# taz.de -- Griechischer Ex-Bundesligaprofi Amanatidis: „Irgendwann verzweifeln alle an uns“
       
       > Ex-Bundesligaspieler Ioanis Amanatidis über die Alternativlosigkeit der
       > griechischen Defensivtaktik und die Chancen im EM-Viertelfinale gegen
       > Deutschland.
       
 (IMG) Bild: „Das Überstehen der Vorrunde ist Balsam für unsere Seele.“
       
       taz: Herr Amanatidis, verspüren Sie als gebürtiger Grieche, der seine
       gesamte Karriere in Deutschland verbracht hat, Loyalitätskonflikte, wenn
       beide Länder aufeinandertreffen? 
       
       Ioanis Amanatidis: Nein, in dem Fall muss ich parteiisch sein und zu meinen
       Landsleuten halten.
       
       Sehen sie sich als Vermittler? 
       
       Das ist nicht nötig. Die negative Stimmung wird doch nur durch die
       Boulevardmedien und die Ahnungslosen in der Politik hochgekocht. Was soll
       ich mich mit Leuten beschäftigen, deren Hobby es ist, die anderen zu
       ärgern? Der Fußball soll nicht dafür missbraucht werden, Politik zu
       betreiben.
       
       Spüren Sie in Griechenland eine EM-Stimmung oder hat man dafür gerade
       keinen Sinn? 
       
       Das Überstehen der Vorrunde ist Balsam für unsere Seele. In der
       Vergangenheit waren ausschließlich Negativschlagzeilen über Griechenland zu
       lesen, und jetzt gibt es mal wieder einen Grund, stolz zu sein und
       gemeinsam zu feiern.
       
       Wird die Verärgerung über die deutsche Politik die griechischen Spieler
       zusätzlich motivieren? 
       
       Die Spieler interessiert das nicht. Das ist für die so weit weg, völlig
       uninteressant.
       
       Wie kann die Mannschaft gegen Deutschland bestehen? 
       
       So wie sie es auch in allen anderen Spielen versuchen.
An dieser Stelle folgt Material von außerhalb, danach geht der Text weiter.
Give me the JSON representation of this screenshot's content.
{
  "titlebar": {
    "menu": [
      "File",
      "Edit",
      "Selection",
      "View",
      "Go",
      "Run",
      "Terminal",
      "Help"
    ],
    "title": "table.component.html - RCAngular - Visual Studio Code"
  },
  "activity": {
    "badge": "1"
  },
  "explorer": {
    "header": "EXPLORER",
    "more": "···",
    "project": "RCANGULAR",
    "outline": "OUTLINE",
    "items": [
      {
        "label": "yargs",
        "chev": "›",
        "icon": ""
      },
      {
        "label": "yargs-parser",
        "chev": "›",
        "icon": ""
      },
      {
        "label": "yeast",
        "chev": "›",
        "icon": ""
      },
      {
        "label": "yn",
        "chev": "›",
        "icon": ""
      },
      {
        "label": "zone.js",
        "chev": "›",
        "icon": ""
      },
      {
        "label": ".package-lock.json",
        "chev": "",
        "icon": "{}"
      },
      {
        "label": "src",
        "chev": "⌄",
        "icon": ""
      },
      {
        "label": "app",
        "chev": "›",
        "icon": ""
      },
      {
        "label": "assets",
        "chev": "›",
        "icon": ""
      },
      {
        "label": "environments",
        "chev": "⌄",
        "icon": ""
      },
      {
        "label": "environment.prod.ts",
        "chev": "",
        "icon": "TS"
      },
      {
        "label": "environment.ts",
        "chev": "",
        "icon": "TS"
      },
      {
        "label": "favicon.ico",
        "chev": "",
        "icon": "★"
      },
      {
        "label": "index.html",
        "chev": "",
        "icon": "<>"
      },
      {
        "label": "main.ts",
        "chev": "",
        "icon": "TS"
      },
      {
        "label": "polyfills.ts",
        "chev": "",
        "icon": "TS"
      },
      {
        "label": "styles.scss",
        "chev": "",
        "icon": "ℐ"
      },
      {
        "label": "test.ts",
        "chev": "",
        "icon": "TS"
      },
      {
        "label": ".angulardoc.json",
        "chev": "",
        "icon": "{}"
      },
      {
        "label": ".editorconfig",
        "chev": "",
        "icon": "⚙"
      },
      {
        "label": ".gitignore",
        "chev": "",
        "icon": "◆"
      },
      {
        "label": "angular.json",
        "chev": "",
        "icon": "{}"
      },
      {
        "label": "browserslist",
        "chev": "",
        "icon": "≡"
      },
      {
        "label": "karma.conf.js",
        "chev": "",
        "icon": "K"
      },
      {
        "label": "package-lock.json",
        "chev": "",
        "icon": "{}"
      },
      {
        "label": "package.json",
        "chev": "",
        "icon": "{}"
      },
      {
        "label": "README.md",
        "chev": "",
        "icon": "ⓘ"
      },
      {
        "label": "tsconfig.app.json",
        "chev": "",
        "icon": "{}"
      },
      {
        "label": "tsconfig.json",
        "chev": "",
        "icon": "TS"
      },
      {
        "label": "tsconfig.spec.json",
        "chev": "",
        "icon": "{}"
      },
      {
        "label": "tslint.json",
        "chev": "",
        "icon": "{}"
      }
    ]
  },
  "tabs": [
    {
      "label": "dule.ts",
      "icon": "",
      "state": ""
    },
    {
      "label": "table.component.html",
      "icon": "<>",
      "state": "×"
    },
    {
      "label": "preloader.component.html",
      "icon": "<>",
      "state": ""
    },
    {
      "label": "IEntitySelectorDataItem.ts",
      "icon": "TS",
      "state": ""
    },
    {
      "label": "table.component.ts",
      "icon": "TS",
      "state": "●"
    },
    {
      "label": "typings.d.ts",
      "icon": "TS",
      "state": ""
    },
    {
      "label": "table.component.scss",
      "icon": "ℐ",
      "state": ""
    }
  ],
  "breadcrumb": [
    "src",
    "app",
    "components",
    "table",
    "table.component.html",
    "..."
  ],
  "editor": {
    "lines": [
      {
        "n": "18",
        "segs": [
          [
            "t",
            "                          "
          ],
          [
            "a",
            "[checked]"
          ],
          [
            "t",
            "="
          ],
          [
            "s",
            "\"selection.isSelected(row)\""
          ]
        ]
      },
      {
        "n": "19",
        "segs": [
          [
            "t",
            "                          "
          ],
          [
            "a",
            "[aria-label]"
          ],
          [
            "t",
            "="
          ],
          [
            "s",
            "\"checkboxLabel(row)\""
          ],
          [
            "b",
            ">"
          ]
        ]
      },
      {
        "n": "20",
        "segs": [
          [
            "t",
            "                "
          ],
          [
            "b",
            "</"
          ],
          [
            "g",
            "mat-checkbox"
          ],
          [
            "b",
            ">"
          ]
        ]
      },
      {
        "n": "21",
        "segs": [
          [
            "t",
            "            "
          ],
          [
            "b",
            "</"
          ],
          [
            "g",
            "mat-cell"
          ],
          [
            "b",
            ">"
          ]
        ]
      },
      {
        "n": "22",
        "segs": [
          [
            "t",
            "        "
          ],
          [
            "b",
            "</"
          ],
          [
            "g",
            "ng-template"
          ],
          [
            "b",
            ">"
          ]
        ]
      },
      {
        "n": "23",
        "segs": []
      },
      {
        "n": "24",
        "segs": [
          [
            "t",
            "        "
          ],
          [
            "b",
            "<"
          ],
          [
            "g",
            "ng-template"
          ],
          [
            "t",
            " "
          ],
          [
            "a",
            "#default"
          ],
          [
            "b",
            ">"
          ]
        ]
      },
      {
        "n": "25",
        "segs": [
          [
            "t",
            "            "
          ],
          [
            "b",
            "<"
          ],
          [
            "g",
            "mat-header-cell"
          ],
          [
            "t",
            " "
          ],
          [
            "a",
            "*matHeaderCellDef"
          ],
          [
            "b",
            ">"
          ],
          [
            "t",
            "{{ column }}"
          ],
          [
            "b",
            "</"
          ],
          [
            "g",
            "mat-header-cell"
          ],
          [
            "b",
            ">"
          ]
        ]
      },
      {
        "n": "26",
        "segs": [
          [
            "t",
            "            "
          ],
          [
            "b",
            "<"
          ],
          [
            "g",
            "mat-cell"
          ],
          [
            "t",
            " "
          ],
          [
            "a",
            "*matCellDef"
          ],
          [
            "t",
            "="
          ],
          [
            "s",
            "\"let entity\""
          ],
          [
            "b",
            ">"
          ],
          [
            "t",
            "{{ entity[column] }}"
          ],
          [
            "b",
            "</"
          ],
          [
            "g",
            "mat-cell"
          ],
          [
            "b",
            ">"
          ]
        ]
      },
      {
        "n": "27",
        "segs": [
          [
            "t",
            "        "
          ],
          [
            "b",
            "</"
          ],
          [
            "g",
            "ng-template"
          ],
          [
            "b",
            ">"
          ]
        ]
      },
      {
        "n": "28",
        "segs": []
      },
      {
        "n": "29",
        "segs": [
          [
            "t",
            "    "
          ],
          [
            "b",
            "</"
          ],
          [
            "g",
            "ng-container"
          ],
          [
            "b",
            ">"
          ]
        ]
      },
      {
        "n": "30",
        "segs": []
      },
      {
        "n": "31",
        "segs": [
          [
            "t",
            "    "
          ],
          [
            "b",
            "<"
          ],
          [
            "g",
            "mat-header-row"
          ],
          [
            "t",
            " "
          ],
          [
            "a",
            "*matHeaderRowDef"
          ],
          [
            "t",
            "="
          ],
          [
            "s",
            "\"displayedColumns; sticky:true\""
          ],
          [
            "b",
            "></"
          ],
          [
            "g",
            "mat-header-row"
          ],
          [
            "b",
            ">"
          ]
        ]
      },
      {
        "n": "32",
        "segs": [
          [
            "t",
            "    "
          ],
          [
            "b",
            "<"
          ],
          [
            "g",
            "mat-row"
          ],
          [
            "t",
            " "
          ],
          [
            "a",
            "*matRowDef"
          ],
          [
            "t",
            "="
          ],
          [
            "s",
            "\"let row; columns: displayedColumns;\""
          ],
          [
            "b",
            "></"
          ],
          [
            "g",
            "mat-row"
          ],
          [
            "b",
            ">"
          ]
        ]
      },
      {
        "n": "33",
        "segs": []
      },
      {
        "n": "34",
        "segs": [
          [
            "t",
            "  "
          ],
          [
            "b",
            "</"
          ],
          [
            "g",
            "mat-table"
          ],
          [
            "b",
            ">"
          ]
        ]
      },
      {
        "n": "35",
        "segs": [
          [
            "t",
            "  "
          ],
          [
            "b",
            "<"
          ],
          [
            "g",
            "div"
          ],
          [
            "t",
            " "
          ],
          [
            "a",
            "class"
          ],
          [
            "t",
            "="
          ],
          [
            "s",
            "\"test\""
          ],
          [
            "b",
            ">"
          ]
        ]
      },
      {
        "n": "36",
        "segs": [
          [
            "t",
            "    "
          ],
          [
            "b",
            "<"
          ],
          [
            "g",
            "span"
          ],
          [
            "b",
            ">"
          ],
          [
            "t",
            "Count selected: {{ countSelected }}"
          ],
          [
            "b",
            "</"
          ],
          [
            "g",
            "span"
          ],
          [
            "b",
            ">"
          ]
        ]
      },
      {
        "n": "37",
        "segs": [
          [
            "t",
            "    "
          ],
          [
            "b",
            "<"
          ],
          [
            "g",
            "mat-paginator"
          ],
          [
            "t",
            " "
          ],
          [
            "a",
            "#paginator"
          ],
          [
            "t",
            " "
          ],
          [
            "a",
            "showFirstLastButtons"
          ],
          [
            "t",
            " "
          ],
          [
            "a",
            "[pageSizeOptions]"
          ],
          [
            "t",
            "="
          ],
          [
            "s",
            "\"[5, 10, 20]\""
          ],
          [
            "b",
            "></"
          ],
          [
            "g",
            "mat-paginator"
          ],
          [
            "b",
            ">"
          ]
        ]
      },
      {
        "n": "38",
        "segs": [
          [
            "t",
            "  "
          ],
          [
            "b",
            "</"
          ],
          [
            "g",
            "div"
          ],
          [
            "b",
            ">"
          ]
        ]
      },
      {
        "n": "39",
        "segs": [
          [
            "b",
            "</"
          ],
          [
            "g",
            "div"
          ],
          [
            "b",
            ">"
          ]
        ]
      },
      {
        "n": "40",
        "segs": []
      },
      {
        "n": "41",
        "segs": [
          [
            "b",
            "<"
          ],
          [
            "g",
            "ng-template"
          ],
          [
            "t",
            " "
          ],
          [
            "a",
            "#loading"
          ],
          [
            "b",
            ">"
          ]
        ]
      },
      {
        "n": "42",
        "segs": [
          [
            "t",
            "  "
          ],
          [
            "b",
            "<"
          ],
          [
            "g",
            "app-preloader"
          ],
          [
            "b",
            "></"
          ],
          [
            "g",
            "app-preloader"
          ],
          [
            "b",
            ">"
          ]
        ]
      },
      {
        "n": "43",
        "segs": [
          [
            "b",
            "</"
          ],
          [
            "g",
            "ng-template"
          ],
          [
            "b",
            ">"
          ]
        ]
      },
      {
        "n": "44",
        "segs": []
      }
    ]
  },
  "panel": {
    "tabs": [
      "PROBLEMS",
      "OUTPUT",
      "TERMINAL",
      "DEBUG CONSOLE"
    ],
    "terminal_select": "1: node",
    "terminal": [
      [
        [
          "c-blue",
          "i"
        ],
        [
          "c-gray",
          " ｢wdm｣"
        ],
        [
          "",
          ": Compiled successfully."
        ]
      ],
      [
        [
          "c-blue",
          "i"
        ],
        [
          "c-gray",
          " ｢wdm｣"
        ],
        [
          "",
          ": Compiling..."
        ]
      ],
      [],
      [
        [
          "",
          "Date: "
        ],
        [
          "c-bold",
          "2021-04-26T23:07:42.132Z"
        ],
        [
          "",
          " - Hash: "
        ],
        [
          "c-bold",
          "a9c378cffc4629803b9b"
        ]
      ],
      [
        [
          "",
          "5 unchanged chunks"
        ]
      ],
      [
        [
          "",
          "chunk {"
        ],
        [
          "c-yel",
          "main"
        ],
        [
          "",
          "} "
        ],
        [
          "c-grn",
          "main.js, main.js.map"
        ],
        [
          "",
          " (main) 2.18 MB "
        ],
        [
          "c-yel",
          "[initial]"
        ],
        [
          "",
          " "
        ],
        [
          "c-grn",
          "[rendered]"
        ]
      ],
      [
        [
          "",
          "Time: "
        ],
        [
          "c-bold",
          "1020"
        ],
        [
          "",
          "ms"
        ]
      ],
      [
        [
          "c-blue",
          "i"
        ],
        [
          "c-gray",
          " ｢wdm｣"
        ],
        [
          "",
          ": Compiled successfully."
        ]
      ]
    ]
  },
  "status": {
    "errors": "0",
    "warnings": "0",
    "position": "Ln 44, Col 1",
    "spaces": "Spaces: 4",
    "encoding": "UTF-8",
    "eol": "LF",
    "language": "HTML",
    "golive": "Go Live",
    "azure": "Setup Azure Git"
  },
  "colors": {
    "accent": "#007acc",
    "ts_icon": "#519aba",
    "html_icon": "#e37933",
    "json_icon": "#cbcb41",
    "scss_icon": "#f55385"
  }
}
Die Mannschaft muss
       sich voll auf die Defensive konzentrieren und darauf hoffen, dass sich
       vorne die eine oder andere Chance bietet.
       
       Und das kann reichen? 
       
       Deutschland ist natürlich der hohe Favorit, aber wenn es uns gelingt, die
       erste Halbzeit ohne Gegentor zu überstehen, könnten sie auch nervös werden.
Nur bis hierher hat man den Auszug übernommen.